If the media are going to be consistent, reporters should react the same way they did when Pat Smith spoke about Benghazi during the GOP convention. ABC’s Terry Moran on Monday cited the speech by “a grieving mother of one of the dead from Benghazi” as evidence that “it has been a dark night.”
“I don’t care what that woman up there, the mother has felt — her emotions are her own — but for the country in choosing a leader, it’s wrong to have someone get up there and tell a lie about Hillary Clinton. It’s not true,” MSNBC’s Chris Matthews complained.
NBC’s Chuck Todd was dismissive: “Beating up Hillary, using Benghazi to beat up Hillary is an easy way to do it....It’s sort of lowest common denominator stuff.”

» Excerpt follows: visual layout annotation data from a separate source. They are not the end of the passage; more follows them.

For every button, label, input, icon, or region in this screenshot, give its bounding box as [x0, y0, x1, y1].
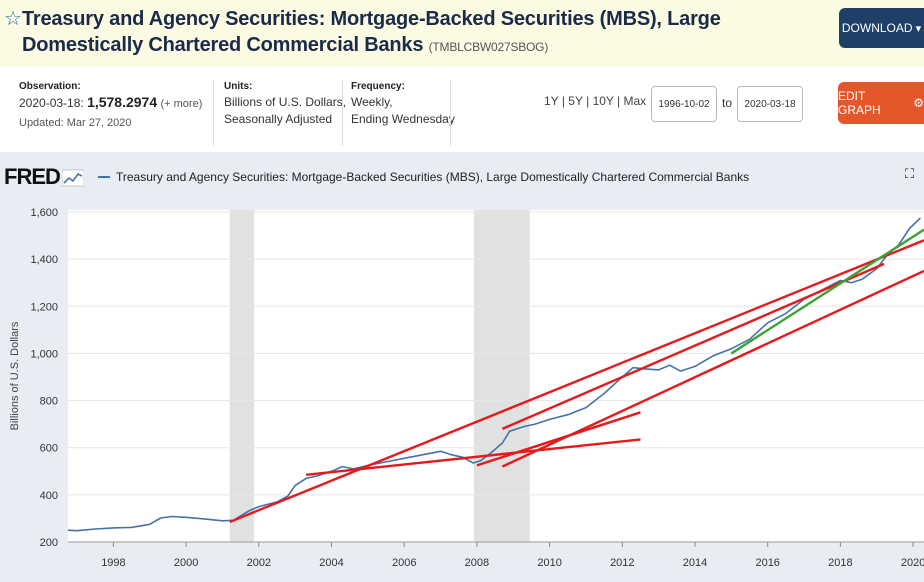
- range-1y[interactable]: 1Y: [544, 94, 559, 108]
- download-label: DOWNLOAD: [841, 21, 913, 35]
- fred-logo-spark-icon: [61, 169, 85, 187]
- x-tick-label: 2006: [392, 557, 416, 569]
- y-axis-label: Billions of U.S. Dollars: [9, 321, 21, 430]
- range-max[interactable]: Max: [623, 94, 647, 108]
- y-tick-label: 1,000: [30, 348, 58, 360]
- chart-legend: Treasury and Agency Securities: Mortgage…: [98, 170, 749, 184]
- y-tick-label: 600: [40, 443, 58, 455]
- download-button[interactable]: DOWNLOAD ▾: [839, 8, 924, 48]
- frequency-block: Frequency: Weekly, Ending Wednesday: [351, 80, 455, 128]
- legend-swatch: [98, 176, 110, 178]
- red-trendline: [501, 269, 924, 468]
- legend-label: Treasury and Agency Securities: Mortgage…: [116, 170, 750, 184]
- red-trendline: [501, 262, 885, 430]
- y-tick-label: 1,600: [30, 207, 58, 219]
- units-block: Units: Billions of U.S. Dollars, Seasona…: [224, 80, 346, 128]
- series-id: (TMBLCBW027SBOG): [428, 40, 549, 54]
- units-line-2: Seasonally Adjusted: [224, 112, 333, 126]
- y-tick-label: 1,400: [30, 254, 58, 266]
- fred-logo-text: FRED: [4, 164, 61, 189]
- fred-logo[interactable]: FRED: [4, 164, 85, 190]
- gear-icon: ⚙: [913, 96, 924, 110]
- frequency-line-2: Ending Wednesday: [351, 112, 455, 126]
- observation-label: Observation:: [19, 81, 81, 92]
- recession-band: [229, 210, 255, 542]
- x-tick-label: 2000: [174, 557, 198, 569]
- units-label: Units:: [224, 81, 253, 92]
- green-trendline: [730, 228, 924, 355]
- x-tick-label: 2004: [319, 557, 343, 569]
- x-tick-label: 1998: [101, 557, 125, 569]
- range-sep: |: [586, 94, 590, 108]
- units-line-1: Billions of U.S. Dollars,: [224, 95, 347, 109]
- edit-graph-label: EDIT GRAPH: [838, 89, 881, 117]
- header-bar: [0, 0, 924, 67]
- y-tick-label: 400: [40, 490, 58, 502]
- title-text: Treasury and Agency Securities: Mortgage…: [22, 8, 721, 56]
- page-title: Treasury and Agency Securities: Mortgage…: [22, 6, 822, 60]
- range-selector: 1Y | 5Y | 10Y | Max: [544, 94, 646, 108]
- observation-date: 2020-03-18:: [19, 96, 84, 110]
- to-label: to: [722, 96, 733, 110]
- more-link[interactable]: (+ more): [160, 98, 203, 110]
- x-tick-label: 2002: [247, 557, 271, 569]
- red-trendline: [305, 438, 641, 477]
- range-sep: |: [617, 94, 621, 108]
- divider: [213, 80, 214, 146]
- divider: [342, 80, 343, 146]
- updated-date: Updated: Mar 27, 2020: [19, 117, 132, 129]
- observation-block: Observation: 2020-03-18: 1,578.2974 (+ m…: [19, 80, 202, 132]
- frequency-label: Frequency:: [351, 81, 405, 92]
- range-10y[interactable]: 10Y: [592, 94, 614, 108]
- y-tick-label: 800: [40, 396, 58, 408]
- star-icon[interactable]: ☆: [4, 8, 22, 30]
- divider: [450, 80, 451, 146]
- start-date-input[interactable]: 1996-10-02: [651, 86, 717, 122]
- y-tick-label: 1,200: [30, 301, 58, 313]
- frequency-line-1: Weekly,: [351, 95, 393, 109]
- y-tick-label: 200: [40, 537, 58, 549]
- end-date-input[interactable]: 2020-03-18: [737, 86, 803, 122]
- x-tick-label: 2016: [755, 557, 779, 569]
- series-line: [67, 217, 921, 532]
- x-tick-label: 2018: [828, 557, 852, 569]
- x-tick-label: 2010: [537, 557, 561, 569]
- range-sep: |: [561, 94, 565, 108]
- observation-value: 1,578.2974: [87, 94, 158, 110]
- chevron-down-icon: ▾: [915, 22, 922, 35]
- x-tick-label: 2012: [610, 557, 634, 569]
- expand-icon[interactable]: ⛶: [905, 166, 915, 181]
- edit-graph-button[interactable]: EDIT GRAPH ⚙: [838, 82, 924, 124]
- x-tick-label: 2008: [465, 557, 489, 569]
- red-trendline: [229, 239, 924, 524]
- x-tick-label: 2020: [901, 557, 924, 569]
- x-tick-label: 2014: [683, 557, 707, 569]
- recession-band: [474, 210, 530, 542]
- range-5y[interactable]: 5Y: [568, 94, 583, 108]
- red-trendline: [476, 411, 641, 467]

So if Michael Brown’s mother criticizes law enforcement from the podium of the Democratic convention, pundits will need to quickly “fact check” her about the several investigations that found the Ferguson police shooting justified, and dismiss the event as “lowest common denominator stuff” for the Democratic base.
■ The networks need to paint liberal Democrats as just as ideological as conservative Republicans. CBS’s Major Garrett on July 19 talked about the GOP platform being “one of the most conservative platforms in Republican Party history.” The week before, an article by New York Times reporter Jeremy Peters described it as a “rightward lurch even from the party’s hard-line platform,” without ever acknowledging the Democrats leftward lurch.
It’s not just the platform; MRC’s review of ABC, CBS and NBC coverage found 40 instances in which GOP vice presidential candidate Mike Pence was labeled a “conservative,” “staunch conservative” and “social conservative.”
Given Pence’s American Conservative Union rating of 99, that’s a fair label — but Democratic vice presidential candidate Tim Kaine has received a lifetime score of zero from the same group, and the networks have yet to call him “liberal” or “progressive.” Instead, CBS’s Nancy Cordes called Kaine a “moderate,” while ABC’s Dan Harris said he’s “not a liberal.”
Given Kaine’s liberal history, and how Senator Bernie Sanders proudly pointed out that “we now have the most progressive platform in the history of the Democratic Party,” a fair news media would be just as quick to attach ideological labels to the Democrats’ platform and vice presidential candidate as they’ve been for the Republicans.